Contos

O conto é meu gênero literário favorito desde que comecei a escrever poesia, pois eu já lia mais ficção que lirismo desde antes de começar a minha primeira obra de ficção. Na verdade comecei a escrever poesia planejando quando e como eu escreveria o meu primeiro conto. Aqui está uma lista daqueles de que mais me orgulho entre os quase mil que eu já escrevi.

Terceira Encruzilhada no Caminho da Esquerda — Hoje está tranquilo, madrinha, mas não quero visitas, estou doente ainda, quero remédios e não quem me teste a paciência e diga que estou corado e bonito. Para essas coisas tive a minha mãe, que Deus a tenha.

O Baile do Cemitério — Nada acontecia na cidade, não era preciso aquela preciosidade que o delegado ordenava: patrulhar pelas ruas! “É como ser vigia de cemitério” — protestou o Cabo Fabrício.

Tratamento de Recuperação — A noite parecia cortada ao meio, sangrando ainda, quando meus olhos se arreganharam para as trevas. Havia um silêncio espesso empoçado no quarto, o suor secava e me causava frio.

Riding the Lightning — Eu caminhava por uma rua estranha, muito ampla, com uma linha férrea à minha esquerda e uma linha de edifícios que, parede a parede, muravam o horizonte. As pessoas ao meu redor se vestiam para um frio moderado e não pareciam ouvir as mesmas sensações musicais que eu.

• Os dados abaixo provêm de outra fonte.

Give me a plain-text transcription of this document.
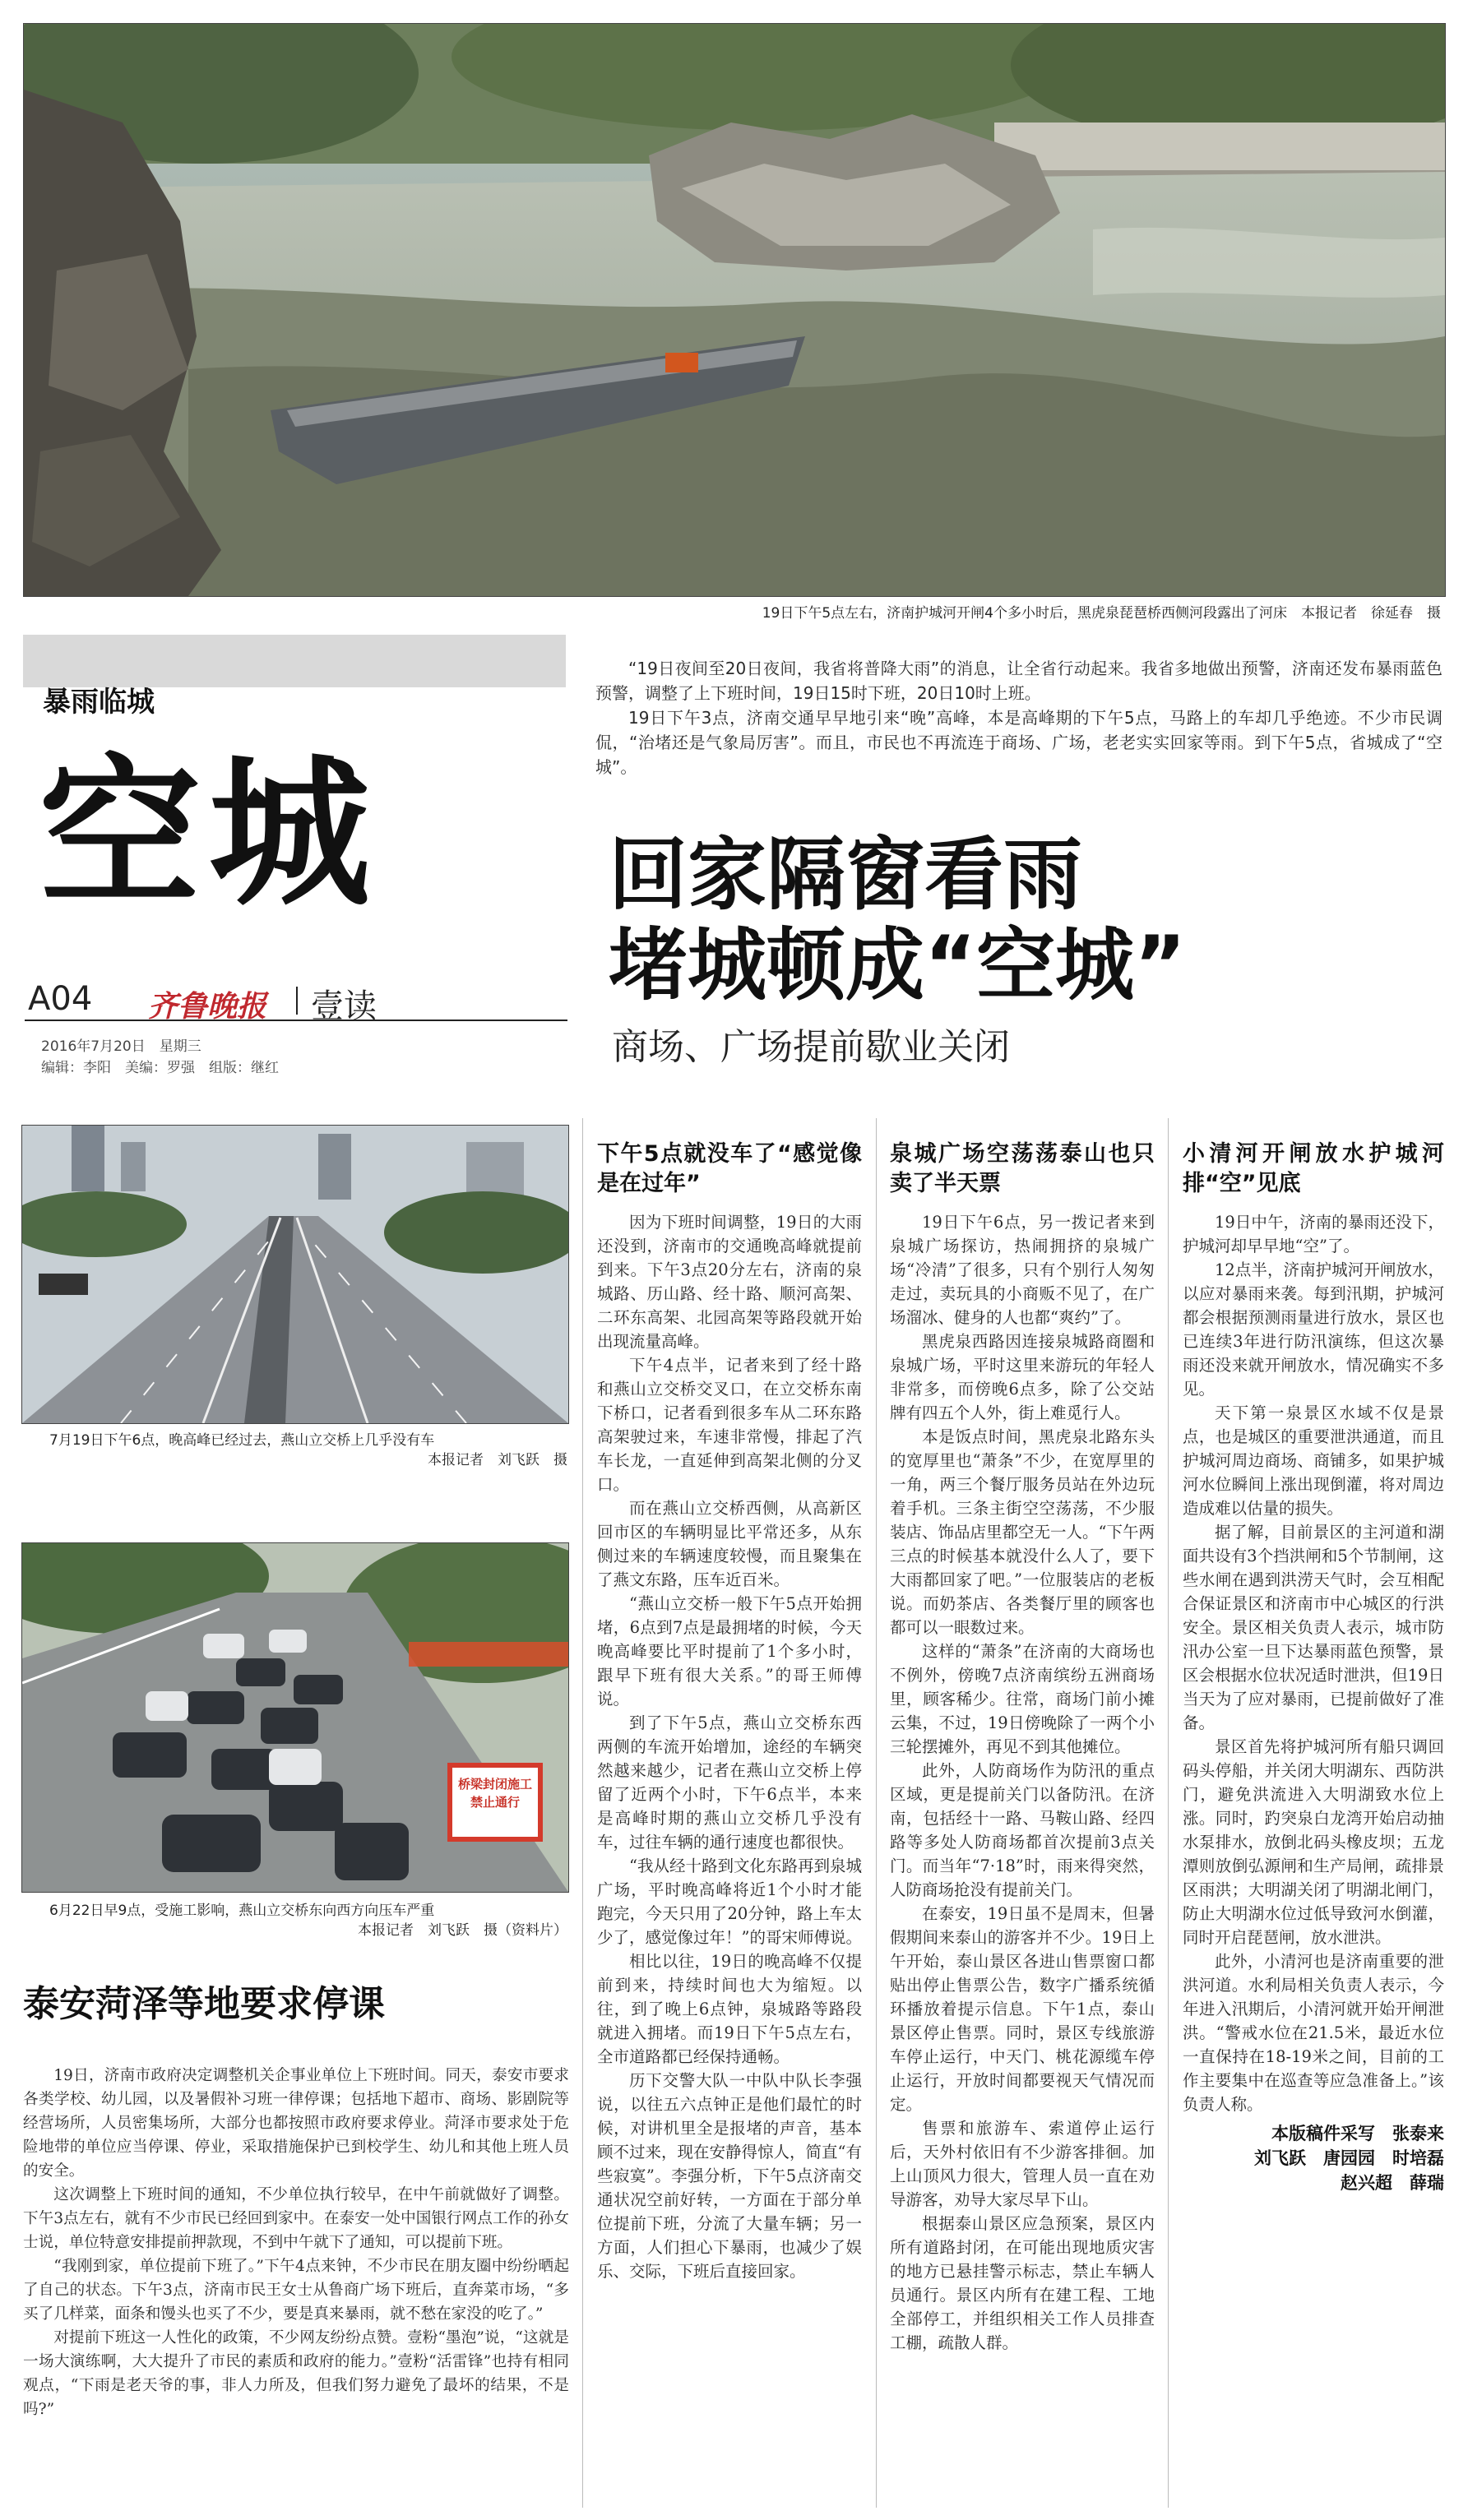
19日下午5点左右，济南护城河开闸4个多小时后，黑虎泉琵琶桥西侧河段露出了河床　 本报记者　徐延春　摄
暴雨临城
空城
A04 齐鲁晚报 壹读
2016年7月20日　 星期三
编辑：李阳　美编：罗强　组版：继红

“19日夜间至20日夜间，我省将普降大雨”的消息，让全省行动起来。我省多地做出预警，济南还发布暴雨蓝色预警，调整了上下班时间，19日15时下班，20日10时上班。

19日下午3点，济南交通早早地引来“晚”高峰，本是高峰期的下午5点，马路上的车却几乎绝迹。不少市民调侃，“治堵还是气象局厉害”。而且，市民也不再流连于商场、广场，老老实实回家等雨。到下午5点，省城成了“空城”。

回家隔窗看雨
堵城顿成“空城”
商场、广场提前歇业关闭
7月19日下午6点，晚高峰已经过去，燕山立交桥上几乎没有车
本报记者　刘飞跃　摄
桥梁封闭施工 禁止通行
6月22日早9点，受施工影响，燕山立交桥东向西方向压车严重
本报记者　刘飞跃　摄（资料片）
泰安菏泽等地要求停课

19日，济南市政府决定调整机关企事业单位上下班时间。同天，泰安市要求各类学校、幼儿园，以及暑假补习班一律停课；包括地下超市、商场、影剧院等经营场所，人员密集场所，大部分也都按照市政府要求停业。菏泽市要求处于危险地带的单位应当停课、停业，采取措施保护已到校学生、幼儿和其他上班人员的安全。

这次调整上下班时间的通知，不少单位执行较早，在中午前就做好了调整。下午3点左右，就有不少市民已经回到家中。在泰安一处中国银行网点工作的孙女士说，单位特意安排提前押款现，不到中午就下了通知，可以提前下班。

“我刚到家，单位提前下班了。”下午4点来钟，不少市民在朋友圈中纷纷晒起了自己的状态。下午3点，济南市民王女士从鲁商广场下班后，直奔菜市场，“多买了几样菜，面条和馒头也买了不少，要是真来暴雨，就不愁在家没的吃了。”

对提前下班这一人性化的政策，不少网友纷纷点赞。壹粉“墨泡”说，“这就是一场大演练啊，大大提升了市民的素质和政府的能力。”壹粉“活雷锋”也持有相同观点，“下雨是老天爷的事，非人力所及，但我们努力避免了最坏的结果，不是吗?”

下午5点就没车了“感觉像是在过年”

因为下班时间调整，19日的大雨还没到，济南市的交通晚高峰就提前到来。下午3点20分左右，济南的泉城路、历山路、经十路、顺河高架、二环东高架、北园高架等路段就开始出现流量高峰。

下午4点半，记者来到了经十路和燕山立交桥交叉口，在立交桥东南下桥口，记者看到很多车从二环东路高架驶过来，车速非常慢，排起了汽车长龙，一直延伸到高架北侧的分叉口。

而在燕山立交桥西侧，从高新区回市区的车辆明显比平常还多，从东侧过来的车辆速度较慢，而且聚集在了燕文东路，压车近百米。

“燕山立交桥一般下午5点开始拥堵，6点到7点是最拥堵的时候，今天晚高峰要比平时提前了1个多小时，跟早下班有很大关系。”的哥王师傅说。

到了下午5点，燕山立交桥东西两侧的车流开始增加，途经的车辆突然越来越少，记者在燕山立交桥上停留了近两个小时，下午6点半，本来是高峰时期的燕山立交桥几乎没有车，过往车辆的通行速度也都很快。

“我从经十路到文化东路再到泉城广场，平时晚高峰将近1个小时才能跑完，今天只用了20分钟，路上车太少了，感觉像过年！”的哥宋师傅说。

相比以往，19日的晚高峰不仅提前到来，持续时间也大为缩短。以往，到了晚上6点钟，泉城路等路段就进入拥堵。而19日下午5点左右，全市道路都已经保持通畅。

历下交警大队一中队中队长李强说，以往五六点钟正是他们最忙的时候，对讲机里全是报堵的声音，基本顾不过来，现在安静得惊人，简直“有些寂寞”。李强分析，下午5点济南交通状况空前好转，一方面在于部分单位提前下班，分流了大量车辆；另一方面，人们担心下暴雨，也减少了娱乐、交际，下班后直接回家。

泉城广场空荡荡泰山也只卖了半天票

19日下午6点，另一拨记者来到泉城广场探访，热闹拥挤的泉城广场“冷清”了很多，只有个别行人匆匆走过，卖玩具的小商贩不见了，在广场溜冰、健身的人也都“爽约”了。

黑虎泉西路因连接泉城路商圈和泉城广场，平时这里来游玩的年轻人非常多，而傍晚6点多，除了公交站牌有四五个人外，街上难觅行人。

本是饭点时间，黑虎泉北路东头的宽厚里也“萧条”不少，在宽厚里的一角，两三个餐厅服务员站在外边玩着手机。三条主街空空荡荡，不少服装店、饰品店里都空无一人。“下午两三点的时候基本就没什么人了，要下大雨都回家了吧。”一位服装店的老板说。而奶茶店、各类餐厅里的顾客也都可以一眼数过来。

这样的“萧条”在济南的大商场也不例外，傍晚7点济南缤纷五洲商场里，顾客稀少。往常，商场门前小摊云集，不过，19日傍晚除了一两个小三轮摆摊外，再见不到其他摊位。

此外，人防商场作为防汛的重点区域，更是提前关门以备防汛。在济南，包括经十一路、马鞍山路、经四路等多处人防商场都首次提前3点关门。而当年“7·18”时，雨来得突然，人防商场抢没有提前关门。

在泰安，19日虽不是周末，但暑假期间来泰山的游客并不少。19日上午开始，泰山景区各进山售票窗口都贴出停止售票公告，数字广播系统循环播放着提示信息。下午1点，泰山景区停止售票。同时，景区专线旅游车停止运行，中天门、桃花源缆车停止运行，开放时间都要视天气情况而定。

售票和旅游车、索道停止运行后，天外村依旧有不少游客排徊。加上山顶风力很大，管理人员一直在劝导游客，劝导大家尽早下山。

根据泰山景区应急预案，景区内所有道路封闭，在可能出现地质灾害的地方已悬挂警示标志，禁止车辆人员通行。景区内所有在建工程、工地全部停工，并组织相关工作人员排查工棚，疏散人群。

小清河开闸放水护城河排“空”见底

19日中午，济南的暴雨还没下，护城河却早早地“空”了。

12点半，济南护城河开闸放水，以应对暴雨来袭。每到汛期，护城河都会根据预测雨量进行放水，景区也已连续3年进行防汛演练，但这次暴雨还没来就开闸放水，情况确实不多见。

天下第一泉景区水域不仅是景点，也是城区的重要泄洪通道，而且护城河周边商场、商铺多，如果护城河水位瞬间上涨出现倒灌，将对周边造成难以估量的损失。

据了解，目前景区的主河道和湖面共设有3个挡洪闸和5个节制闸，这些水闸在遇到洪涝天气时，会互相配合保证景区和济南市中心城区的行洪安全。景区相关负责人表示，城市防汛办公室一旦下达暴雨蓝色预警，景区会根据水位状况适时泄洪，但19日当天为了应对暴雨，已提前做好了准备。

景区首先将护城河所有船只调回码头停船，并关闭大明湖东、西防洪门，避免洪流进入大明湖致水位上涨。同时，趵突泉白龙湾开始启动抽水泵排水，放倒北码头橡皮坝；五龙潭则放倒弘源闸和生产局闸，疏排景区雨洪；大明湖关闭了明湖北闸门，防止大明湖水位过低导致河水倒灌，同时开启琵琶闸，放水泄洪。

此外，小清河也是济南重要的泄洪河道。水利局相关负责人表示，今年进入汛期后，小清河就开始开闸泄洪。“警戒水位在21.5米，最近水位一直保持在18-19米之间，目前的工作主要集中在巡查等应急准备上。”该负责人称。

本版稿件采写　 张泰来
刘飞跃　 唐园园　 时培磊
赵兴超　 薛瑞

A Perdição do Homem — Como recostar a cabeça em um travesseiro antecipando que o segundo dia não seria mais apenas a exibição de instrumentos e seus efeitos? Preferiu aproximar-se da janela estreita da torre e contemplar o prado anoitecido, salpicado de fogueiras isoladas e luzes de aldeias.

A Virgem do Sabá — Pela quinta vez no ano Jerônimo inva­dia os limi­tes da Fazenda Caramonos em busca de um ganho adi­ci­o­nal, o que cos­tu­mava fazer sempre que a renda do tra­ba­lho pare­cia pouca para o fim do mês.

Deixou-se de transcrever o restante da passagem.